Разрозненные группы командование свело на скорую руку в один батальон, в котором едва ли набиралось человек пятьсот.
Вечером начался обстрел города, в жилой застройке стали рваться тяжёлые снаряды, и ближе к полуночи батальон выдвинулся в путь вместе с обозами других полков и штабом. Перед отправкой солдатам дали горячую пищу, чему те несказанно обрадовались, и в измученных душах зажёгся огонёк надежды.
Подразделения с трудом вклинились в бесконечную череду обозов, прущих по главной дороге, и сразу потеряли друг друга из виду. Теперь разрозненные, плохо организованные группы солдат плелись среди возов, создавая ещё больше неразберихи.
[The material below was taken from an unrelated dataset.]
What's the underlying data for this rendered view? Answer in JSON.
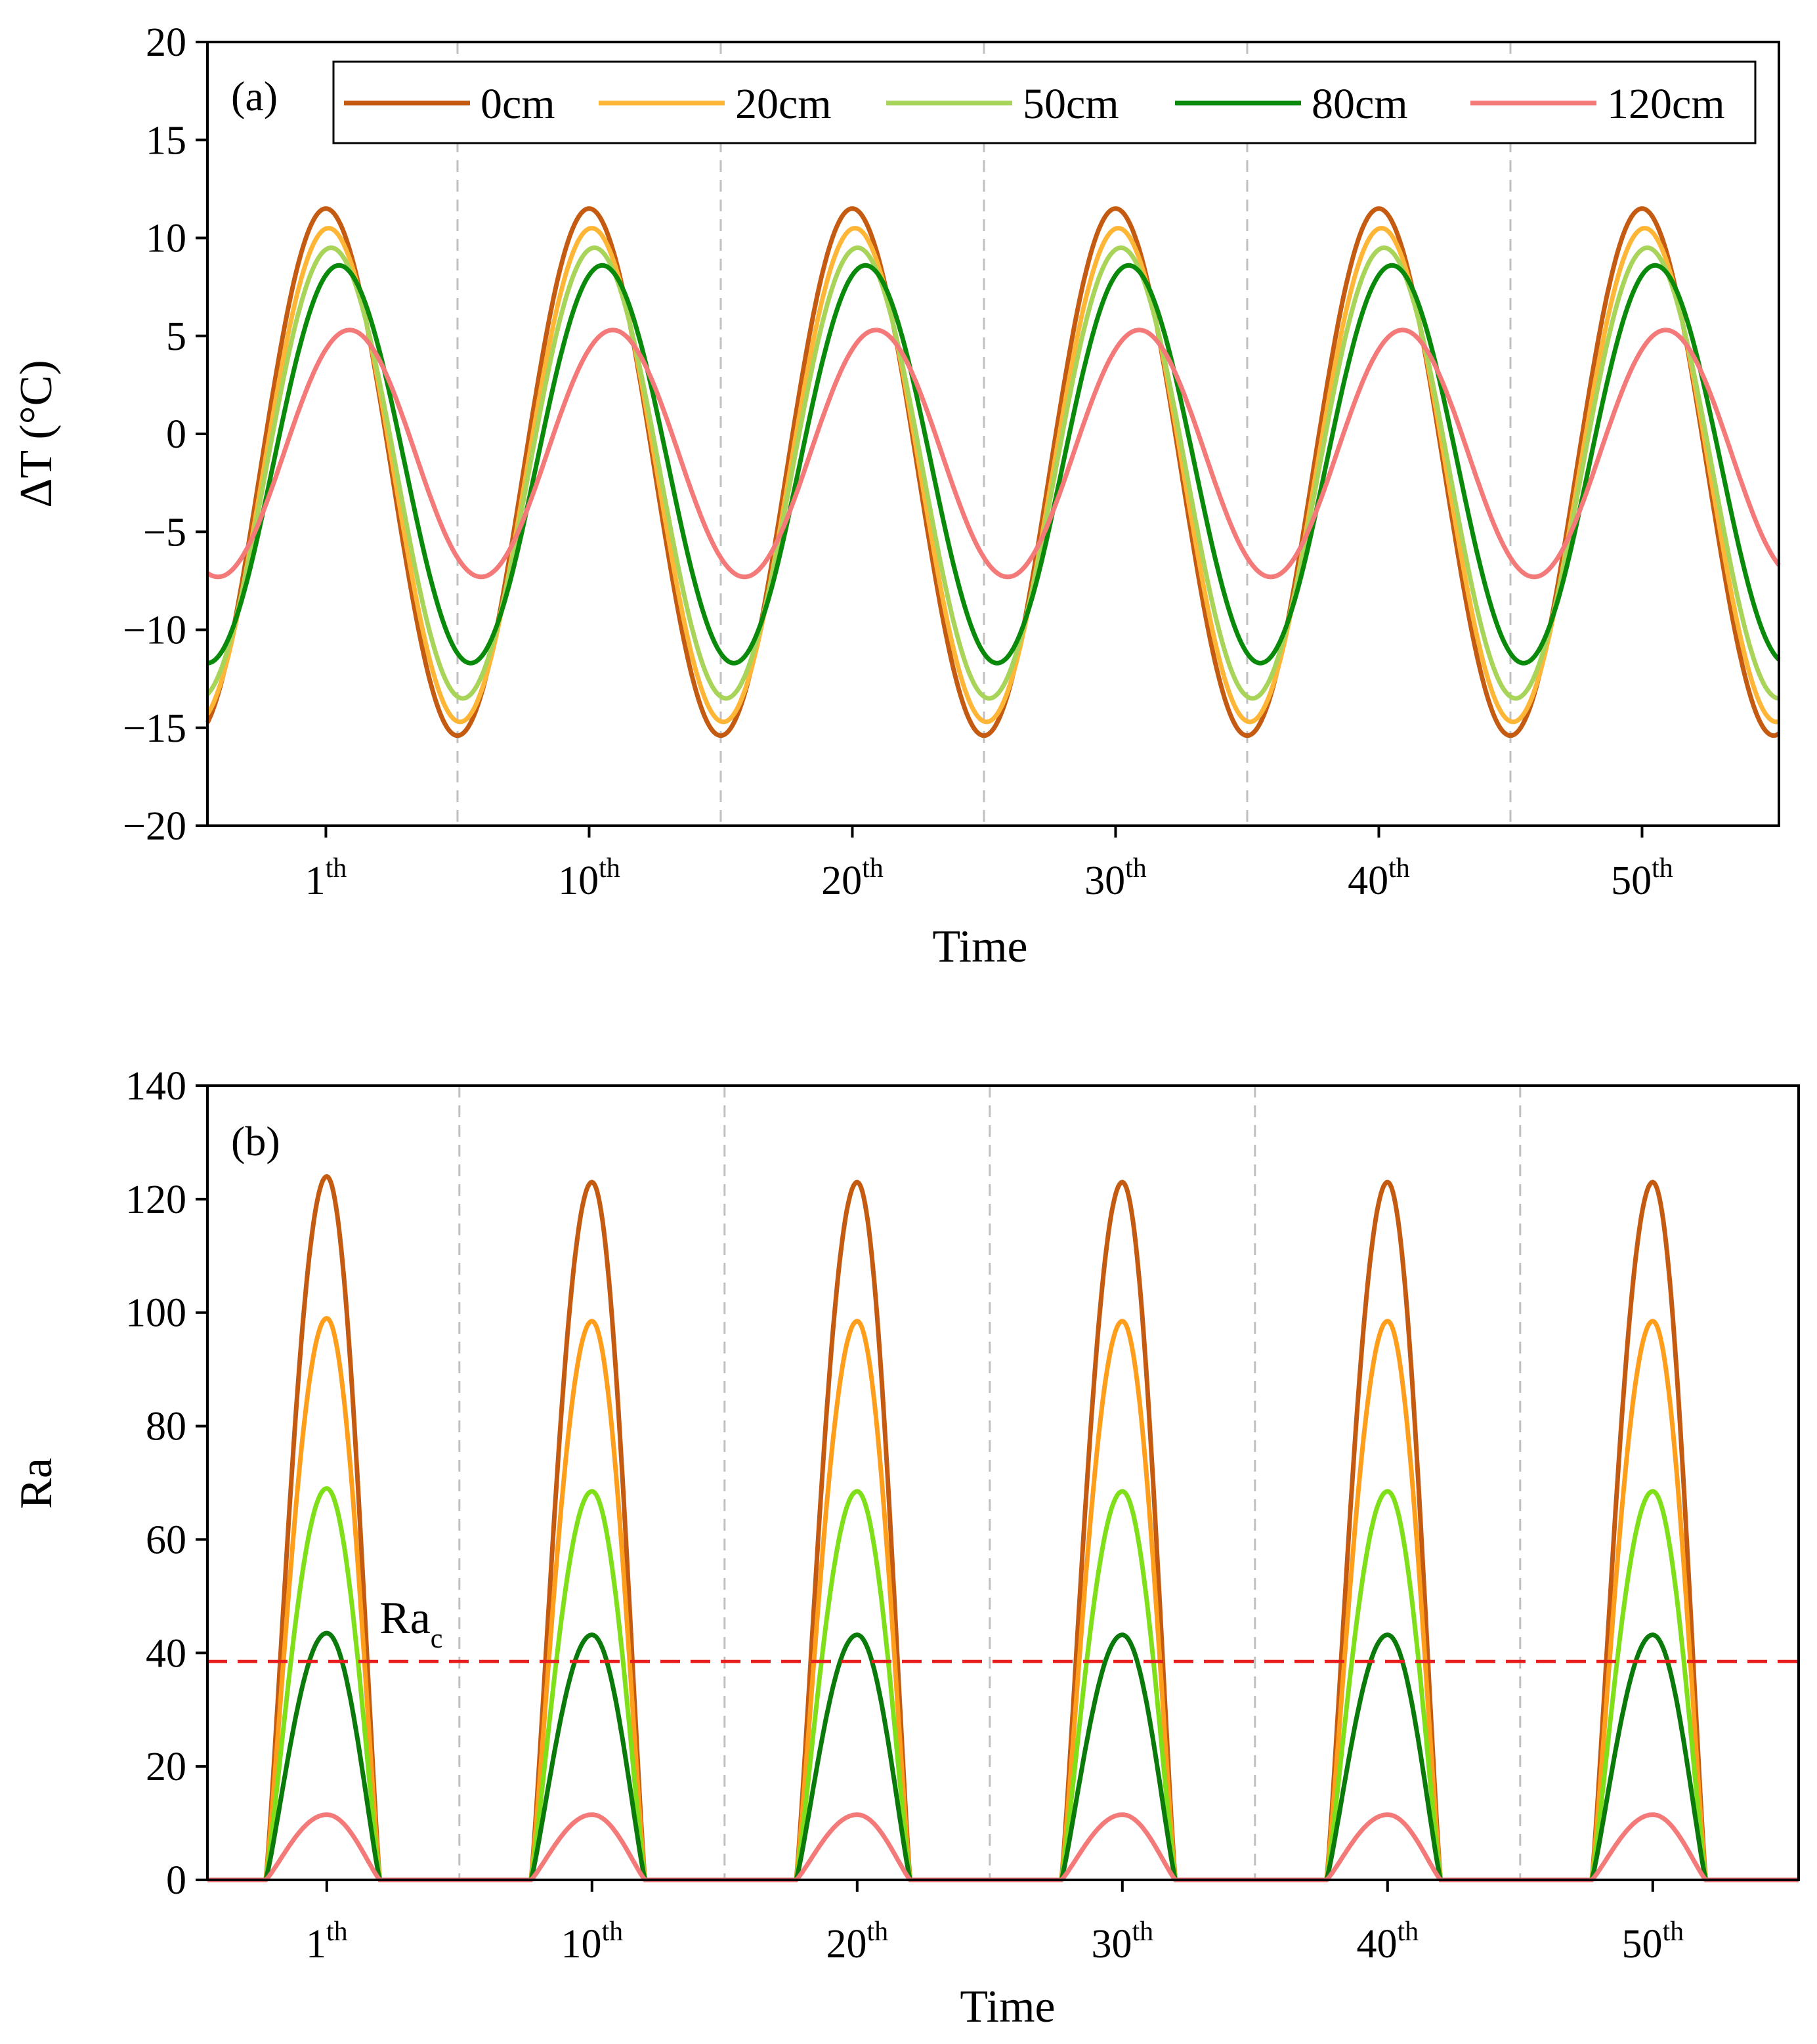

А позади краснело зарево пожаров под громовые раскаты войны, второй раз за год накрывшей этот небольшой, тихий городок.
Сводным батальоном командовал капитан Голиков. Тот не носил усов, имел довольно приятное, чуть вытянутое лицо, но при этом отличался нервозностью, говорил отрывисто, грубо, постоянно на кого-то рычал, как бешенная собака. Георгий по своему обыкновению попытался у него разузнать ситуацию, но был послан.
Между тем отряд Пятакова стал ещё меньше. Гаврила ограничился одними разговорами про дезертирство, а вот четверо бойцов, посланных в город, удрали без лишних раздумий, едва оказались предоставлены самим себе, и осталось всего семь человек, включая унтер-офицера. К счастью, Степан и Филипп Башмаков не сбежали, поэтому состав пулемётного расчёта не изменился.
Ночью миновали какую-то деревеньку. Сделали остановку возле скованного льдом озера, где набрали воды в прорубях. Видели напуганных крестьян, уходящих из своих изб с жалкими пожитками. Утро же встретили в сосновом лесу. Температура опустилась ниже нуля, но этого оказалось мало, чтобы истоптанная тысячами ног и копыт дорога замёрзла. Снег превратился в коричневую кашу и продолжал таять, как таяли батальоны и полки в ходе поспешного отступления.
Георгий вёл под уздцы лошадь, впряжённую в телегу с пулемётом. Тощая кляча, питающаяся в последние дни лишь соломой, выглядела настолько слабой, что, казалось, вот-вот свалится с ног, а старая крестьянская подвода грозила развалиться в любой момент на бесконечных выбоинах и неровностях. Думали достать новую, да либо некогда было, либо попадались сломанные или неподходящие. Поэтому в телеге ехал один Гаврила, которому к утру стало совсем плохо.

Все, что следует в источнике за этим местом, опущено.